Düsseldorf Grandioses Album von The XX

Düsseldorf · Man hatte ein bisschen Angst vor der neuen Platte dieser schwarz gekleideten Kinder, die aussehen, als hätten sie noch nie Orangensaft getrunken. Das Debüt-Album des Trios The XX aus dem Jahr 2009 klang neu, es war aufregend, und trotz seiner Kälte griff es ans Herz. Da waren eine Gitarre und der verhuschte Klagegesang, und zwischen den Noten leuchtete es silbern: magischer Minimalismus. Diese Musik ist schlichtweg perfekt, und vielleicht hat es seit "Unknown Pleasures", der ersten LP von Joy Division aus dem Jahr 1979, keine Popband mehr gegeben, deren Premiere derart hochwertig gewesen wäre.

Was die Anfang-20-Jährigen darauf folgen lassen würden, fragte man sich also, und ob das wohl gutgehen werde mit den melancholischen Phlegmatikern und dem Erfolg. Shakira coverte ein Lied von ihnen, bei den Olympischen Spielen in London marschierten die Athleten zu Takten aus einem Song von The XX ein: Würde ihnen alles zu viel werden?

Das zweite Album erscheint am Freitag, "Coexist" heißt es, und obwohl die Verblüffung fort ist, die einem beim erstmaligen Hören des Vorgängers den Atem nahm, ist das eine grandiose Veröffentlichung. The XX klingt elektronischer, die Gitarren werden nur mehr für einzelne markante Akkorde benötigt. Orientierte sich die Band vor drei Jahren an New Wave und Post-Punk, an The Cure und den Young Marble Giants, schreiten sie nun Richtung Gegenwart aus. Jamie XX, der für die Rhythmik zuständig ist und sich einen Namen als DJ und Remixer etwa von Adeles Hit "Rolling In The Deep" gemacht hat, legt träge Beats unter den Gesang von Oliver Sim und Romy Madley Croft. Jeder Ton wird durch gewaltige Hallräume geschickt, ein markerschütternder Bass ist zum Stilmittel geworden.

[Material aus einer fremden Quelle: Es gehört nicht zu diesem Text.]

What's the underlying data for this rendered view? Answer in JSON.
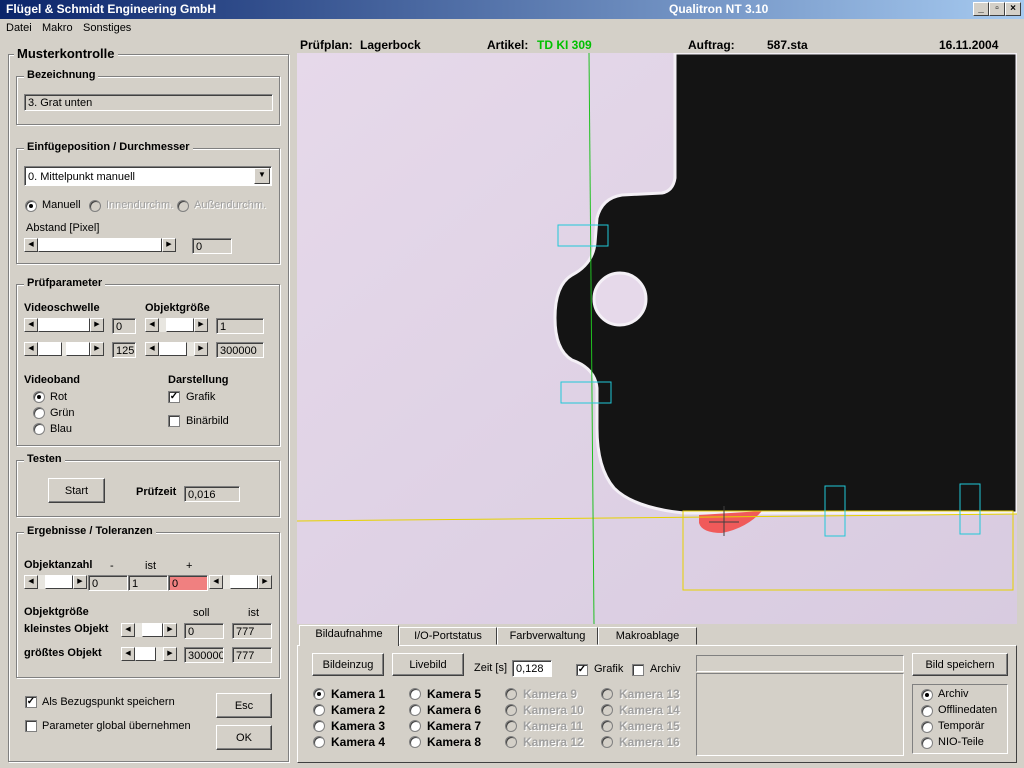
{
  "window": {
    "title_left": "Flügel & Schmidt  Engineering GmbH",
    "title_right": "Qualitron NT  3.10",
    "buttons": {
      "min": "_",
      "max": "▫",
      "close": "×"
    }
  },
  "menu": [
    "Datei",
    "Makro",
    "Sonstiges"
  ],
  "left_panel": {
    "title": "Musterkontrolle",
    "bezeichnung": {
      "title": "Bezeichnung",
      "value": "3.  Grat unten"
    },
    "einfuege": {
      "title": "Einfügeposition / Durchmesser",
      "select_value": "0. Mittelpunkt manuell",
      "radios": [
        "Manuell",
        "Innendurchm.",
        "Außendurchm."
      ],
      "abstand_label": "Abstand [Pixel]",
      "abstand_value": "0"
    },
    "pruefparameter": {
      "title": "Prüfparameter",
      "videoschwelle_label": "Videoschwelle",
      "objektgroesse_label": "Objektgröße",
      "vs_min": "0",
      "vs_max": "125",
      "og_min": "1",
      "og_max": "300000",
      "videoband_label": "Videoband",
      "videoband": [
        "Rot",
        "Grün",
        "Blau"
      ],
      "darstellung_label": "Darstellung",
      "darstellung": [
        "Grafik",
        "Binärbild"
      ]
    },
    "testen": {
      "title": "Testen",
      "start": "Start",
      "pruefzeit_label": "Prüfzeit",
      "pruefzeit_value": "0,016"
    },
    "ergebnisse": {
      "title": "Ergebnisse / Toleranzen",
      "objektanzahl_label": "Objektanzahl",
      "minus": "-",
      "ist": "ist",
      "plus": "+",
      "anz_min": "0",
      "anz_ist": "1",
      "anz_max": "0",
      "objektgroesse_label": "Objektgröße",
      "soll": "soll",
      "ist2": "ist",
      "kleinstes_label": "kleinstes Objekt",
      "kleinstes_soll": "0",
      "kleinstes_ist": "777",
      "groesstes_label": "größtes Objekt",
      "groesstes_soll": "300000",
      "groesstes_ist": "777"
    },
    "bezugspunkt": "Als Bezugspunkt speichern",
    "parameter_global": "Parameter global übernehmen",
    "esc": "Esc",
    "ok": "OK"
  },
  "info": {
    "pruefplan_label": "Prüfplan:",
    "pruefplan": "Lagerbock",
    "artikel_label": "Artikel:",
    "artikel": "TD KI 309",
    "auftrag_label": "Auftrag:",
    "auftrag": "587.sta",
    "date": "16.11.2004",
    "artikel_color": "#00c000"
  },
  "tabs": [
    "Bildaufnahme",
    "I/O-Portstatus",
    "Farbverwaltung",
    "Makroablage"
  ],
  "bottom": {
    "bildeinzug": "Bildeinzug",
    "livebild": "Livebild",
    "zeit_label": "Zeit [s]",
    "zeit_value": "0,128",
    "grafik": "Grafik",
    "archiv": "Archiv",
    "bild_speichern": "Bild speichern",
    "kameras": [
      "Kamera 1",
      "Kamera 2",
      "Kamera 3",
      "Kamera 4",
      "Kamera 5",
      "Kamera 6",
      "Kamera 7",
      "Kamera 8",
      "Kamera 9",
      "Kamera 10",
      "Kamera 11",
      "Kamera 12",
      "Kamera 13",
      "Kamera 14",
      "Kamera 15",
      "Kamera 16"
    ],
    "storage": [
      "Archiv",
      "Offlinedaten",
      "Temporär",
      "NIO-Teile"
    ]
  }
}
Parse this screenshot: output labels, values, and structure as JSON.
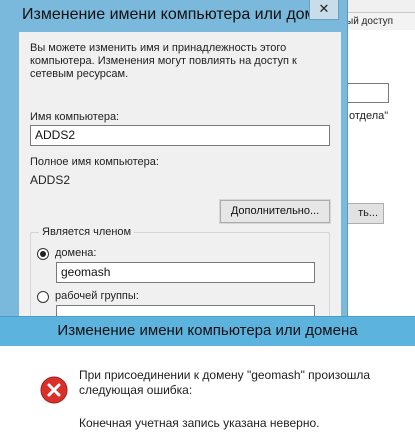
{
  "background_window": {
    "tab_label": "ый доступ",
    "partial_text": "отдела\"",
    "partial_button": "ть..."
  },
  "rename_dialog": {
    "title": "Изменение имени компьютера или доме",
    "close_glyph": "✕",
    "description": "Вы можете изменить имя и принадлежность этого компьютера. Изменения могут повлиять на доступ к сетевым ресурсам.",
    "computer_name_label": "Имя компьютера:",
    "computer_name_value": "ADDS2",
    "full_name_label": "Полное имя компьютера:",
    "full_name_value": "ADDS2",
    "more_button": "Дополнительно...",
    "member_of": {
      "legend": "Является членом",
      "domain_option": "домена:",
      "domain_selected": true,
      "domain_value": "geomash",
      "workgroup_option": "рабочей группы:",
      "workgroup_selected": false
    }
  },
  "error_box": {
    "title": "Изменение имени компьютера или домена",
    "message": "При присоединении к домену \"geomash\" произошла следующая ошибка:",
    "detail": "Конечная учетная запись указана неверно.",
    "icon": "error-icon",
    "icon_color": "#d9302c"
  }
}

Die Stücke sind präzise gebaut, das ist eine kluge Platte, und "Coexist" erinnert nicht nur in diesem Punkt an James Blake, Londons anderen großen und blutjungen Pop-Erneuerer: Auch The XX macht rätselhafte Musik, geschult an der düsteren Unwucht des Dubstep, einer relativ neuen Spielart der Clubkultur. Ihr Geheimnis birgt sie in den Pausen der zerklüfteten Kompositionen, in der vibrierenden Stille. The XX bringt das Erhabene zum Klingen.